As for the next round of scholarship on the African American working class, much work remains to be done across all time periods, regions, topics, and themes, but I will highlight three areas for consideration. In summary, first, Tya Miles’s recent study, The Dawn of Detroit: A Chronicle of Slavery and Freedom in the City of the Straits (2017), has caught my attention. It illuminates the enslavement of people of African and indigenous descent in early national and colonial Michigan, and suggests that other Midwestern cities might well benefit from a closer and more detailed assessment of enslavement than we currently have at our disposal. Second, as part of a generation of historians who found the notion of “ghetto formation” in research on the black experience exceedingly limiting, I recently revisited this notion in an A. W. Mellon funded Sawyer Seminar on the ghetto in global history. This seminar resulted in an edited volume on the subject with Russianist Wendy Goldman—The Ghetto in Global History (Routledge, 2018). Focusing on a variety of European, South African, and U.S. cases, this volume suggests that a new generation of young scholars might very well return to the notion of ghettoization as a highly class inflected form of racialized spatial segregation in transnational perspective.
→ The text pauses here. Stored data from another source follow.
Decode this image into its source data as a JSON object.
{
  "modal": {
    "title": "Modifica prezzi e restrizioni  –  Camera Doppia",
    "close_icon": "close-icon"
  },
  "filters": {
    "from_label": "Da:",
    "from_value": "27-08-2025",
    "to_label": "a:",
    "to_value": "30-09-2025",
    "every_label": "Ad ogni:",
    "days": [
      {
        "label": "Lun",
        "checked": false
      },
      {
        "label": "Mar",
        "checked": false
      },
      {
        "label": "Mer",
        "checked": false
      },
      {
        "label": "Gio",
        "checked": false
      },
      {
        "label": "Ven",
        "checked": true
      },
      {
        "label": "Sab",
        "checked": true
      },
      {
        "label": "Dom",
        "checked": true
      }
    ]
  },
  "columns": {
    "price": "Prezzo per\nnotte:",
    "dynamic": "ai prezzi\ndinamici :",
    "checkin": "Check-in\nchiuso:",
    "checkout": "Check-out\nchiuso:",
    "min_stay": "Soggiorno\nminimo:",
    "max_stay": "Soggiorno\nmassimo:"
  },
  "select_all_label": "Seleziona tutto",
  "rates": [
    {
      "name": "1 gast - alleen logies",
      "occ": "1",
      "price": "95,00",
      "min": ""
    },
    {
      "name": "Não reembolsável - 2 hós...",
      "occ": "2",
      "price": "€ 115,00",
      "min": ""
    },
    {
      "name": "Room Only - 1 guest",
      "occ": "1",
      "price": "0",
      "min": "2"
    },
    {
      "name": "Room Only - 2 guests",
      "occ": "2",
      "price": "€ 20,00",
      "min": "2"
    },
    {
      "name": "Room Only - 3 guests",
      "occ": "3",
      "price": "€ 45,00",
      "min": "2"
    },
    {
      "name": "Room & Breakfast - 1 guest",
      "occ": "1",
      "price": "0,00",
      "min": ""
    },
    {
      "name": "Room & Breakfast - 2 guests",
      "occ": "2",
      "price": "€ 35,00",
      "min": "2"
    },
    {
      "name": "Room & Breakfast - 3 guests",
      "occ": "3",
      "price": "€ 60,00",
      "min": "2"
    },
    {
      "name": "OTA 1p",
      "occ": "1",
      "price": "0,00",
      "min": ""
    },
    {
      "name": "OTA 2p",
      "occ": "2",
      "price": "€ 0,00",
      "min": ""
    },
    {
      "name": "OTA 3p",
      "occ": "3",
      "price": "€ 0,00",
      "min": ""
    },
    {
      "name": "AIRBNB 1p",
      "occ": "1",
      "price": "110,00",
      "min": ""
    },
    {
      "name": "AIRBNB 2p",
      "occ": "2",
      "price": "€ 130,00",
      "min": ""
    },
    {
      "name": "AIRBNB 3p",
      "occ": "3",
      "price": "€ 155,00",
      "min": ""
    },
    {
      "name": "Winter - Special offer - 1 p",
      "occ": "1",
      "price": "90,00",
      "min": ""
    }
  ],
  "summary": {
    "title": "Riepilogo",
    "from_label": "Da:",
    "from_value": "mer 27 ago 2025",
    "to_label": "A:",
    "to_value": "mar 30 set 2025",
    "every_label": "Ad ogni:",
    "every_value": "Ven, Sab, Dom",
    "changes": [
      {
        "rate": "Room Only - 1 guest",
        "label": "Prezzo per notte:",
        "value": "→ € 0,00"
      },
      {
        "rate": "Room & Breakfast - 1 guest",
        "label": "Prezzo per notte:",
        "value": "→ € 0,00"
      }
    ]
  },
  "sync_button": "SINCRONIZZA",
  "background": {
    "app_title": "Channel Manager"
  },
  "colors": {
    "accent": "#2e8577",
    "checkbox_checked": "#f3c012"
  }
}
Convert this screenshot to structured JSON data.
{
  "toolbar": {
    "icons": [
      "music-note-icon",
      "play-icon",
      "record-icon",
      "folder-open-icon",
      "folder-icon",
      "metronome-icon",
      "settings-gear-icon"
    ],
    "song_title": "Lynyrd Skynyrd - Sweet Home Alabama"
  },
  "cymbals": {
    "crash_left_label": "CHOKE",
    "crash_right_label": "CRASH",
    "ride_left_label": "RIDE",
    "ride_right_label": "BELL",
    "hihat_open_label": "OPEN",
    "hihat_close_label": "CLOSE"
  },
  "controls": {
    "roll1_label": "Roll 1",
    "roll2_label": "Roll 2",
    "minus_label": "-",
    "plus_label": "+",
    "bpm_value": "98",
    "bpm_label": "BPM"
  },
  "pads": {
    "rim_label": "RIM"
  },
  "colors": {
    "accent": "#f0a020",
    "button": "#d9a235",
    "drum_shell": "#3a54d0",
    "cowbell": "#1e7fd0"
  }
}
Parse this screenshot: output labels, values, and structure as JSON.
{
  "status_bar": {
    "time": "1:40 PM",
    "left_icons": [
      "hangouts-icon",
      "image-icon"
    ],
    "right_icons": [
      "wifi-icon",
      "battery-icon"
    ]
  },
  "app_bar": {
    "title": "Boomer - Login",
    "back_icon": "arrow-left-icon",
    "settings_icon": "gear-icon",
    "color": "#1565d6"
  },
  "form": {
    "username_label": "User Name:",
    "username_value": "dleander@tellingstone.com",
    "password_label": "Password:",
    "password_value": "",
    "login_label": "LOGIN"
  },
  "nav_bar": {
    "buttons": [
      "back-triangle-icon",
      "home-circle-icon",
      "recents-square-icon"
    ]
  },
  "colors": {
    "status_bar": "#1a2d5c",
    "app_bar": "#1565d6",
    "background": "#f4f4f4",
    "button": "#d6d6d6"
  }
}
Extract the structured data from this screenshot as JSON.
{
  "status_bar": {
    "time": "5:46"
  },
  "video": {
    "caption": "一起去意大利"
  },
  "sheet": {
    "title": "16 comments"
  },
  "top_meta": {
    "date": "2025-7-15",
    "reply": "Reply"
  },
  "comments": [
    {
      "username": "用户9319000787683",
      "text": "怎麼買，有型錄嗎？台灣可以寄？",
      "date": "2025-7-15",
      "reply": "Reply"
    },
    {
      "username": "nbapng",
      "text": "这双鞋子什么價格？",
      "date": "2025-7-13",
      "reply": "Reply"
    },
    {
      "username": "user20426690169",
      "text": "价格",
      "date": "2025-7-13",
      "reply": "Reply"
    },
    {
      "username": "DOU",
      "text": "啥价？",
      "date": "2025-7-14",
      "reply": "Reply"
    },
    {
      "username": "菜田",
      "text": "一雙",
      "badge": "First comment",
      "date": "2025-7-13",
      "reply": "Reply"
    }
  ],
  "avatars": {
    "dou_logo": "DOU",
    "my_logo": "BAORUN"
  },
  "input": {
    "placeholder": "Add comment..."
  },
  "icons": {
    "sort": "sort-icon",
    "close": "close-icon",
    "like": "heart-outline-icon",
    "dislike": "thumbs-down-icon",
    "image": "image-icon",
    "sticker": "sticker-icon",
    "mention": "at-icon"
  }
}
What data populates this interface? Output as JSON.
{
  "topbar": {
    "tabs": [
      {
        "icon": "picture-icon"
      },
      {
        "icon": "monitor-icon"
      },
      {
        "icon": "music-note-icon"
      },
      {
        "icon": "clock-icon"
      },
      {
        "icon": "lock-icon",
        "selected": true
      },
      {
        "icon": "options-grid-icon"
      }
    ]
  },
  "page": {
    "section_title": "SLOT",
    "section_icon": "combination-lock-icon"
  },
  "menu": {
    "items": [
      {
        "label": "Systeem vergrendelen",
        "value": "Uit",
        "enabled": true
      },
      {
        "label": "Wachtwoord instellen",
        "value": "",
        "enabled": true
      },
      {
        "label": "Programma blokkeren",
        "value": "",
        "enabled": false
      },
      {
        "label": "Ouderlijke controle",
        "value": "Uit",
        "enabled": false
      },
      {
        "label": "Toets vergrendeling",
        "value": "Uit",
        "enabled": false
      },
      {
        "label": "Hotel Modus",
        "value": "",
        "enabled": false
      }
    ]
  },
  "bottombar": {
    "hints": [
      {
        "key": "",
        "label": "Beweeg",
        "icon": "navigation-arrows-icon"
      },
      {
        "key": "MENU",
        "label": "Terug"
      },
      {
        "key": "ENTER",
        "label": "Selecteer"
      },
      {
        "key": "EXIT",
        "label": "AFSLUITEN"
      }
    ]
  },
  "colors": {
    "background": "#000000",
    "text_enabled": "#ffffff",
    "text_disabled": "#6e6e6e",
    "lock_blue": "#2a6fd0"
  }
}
Third and finally, with the advent of new digital technology, I believe that it is time to gradually bring the opening decades of the 21st century under careful historical scrutiny. We have paid a good deal of attention to the collapse of the old industrial order (though we have by no means exhausted this field), but have given little historical attention to the process by which the new order has taken shape and with what precise consequences for African American workers. This could turn out to be the most promising field for the next round of urban historical research on the lives of black workers within and beyond the United States. As suggested by Barbara Ransby’s new book, Making all Black Lives Matter (2018), no doubt a young generation of scholars who have come of age in the fires of the Black Lives Matter Movement and Movement for Black Lives will help pioneer the development of this field.
In short, the next generation of scholars of African American and U.S. urban labor and working class history has an extraordinary opportunity to push our understanding into fresh new directions. I am also convinced that the University of Illinois Press, through the Working Class in American History Series, will also help to bring this postindustrial history to fruition. For all that it has done to advance knowledge on these important issues in the history of the nation, I wish again to applaud and thank the University of Illinois Press.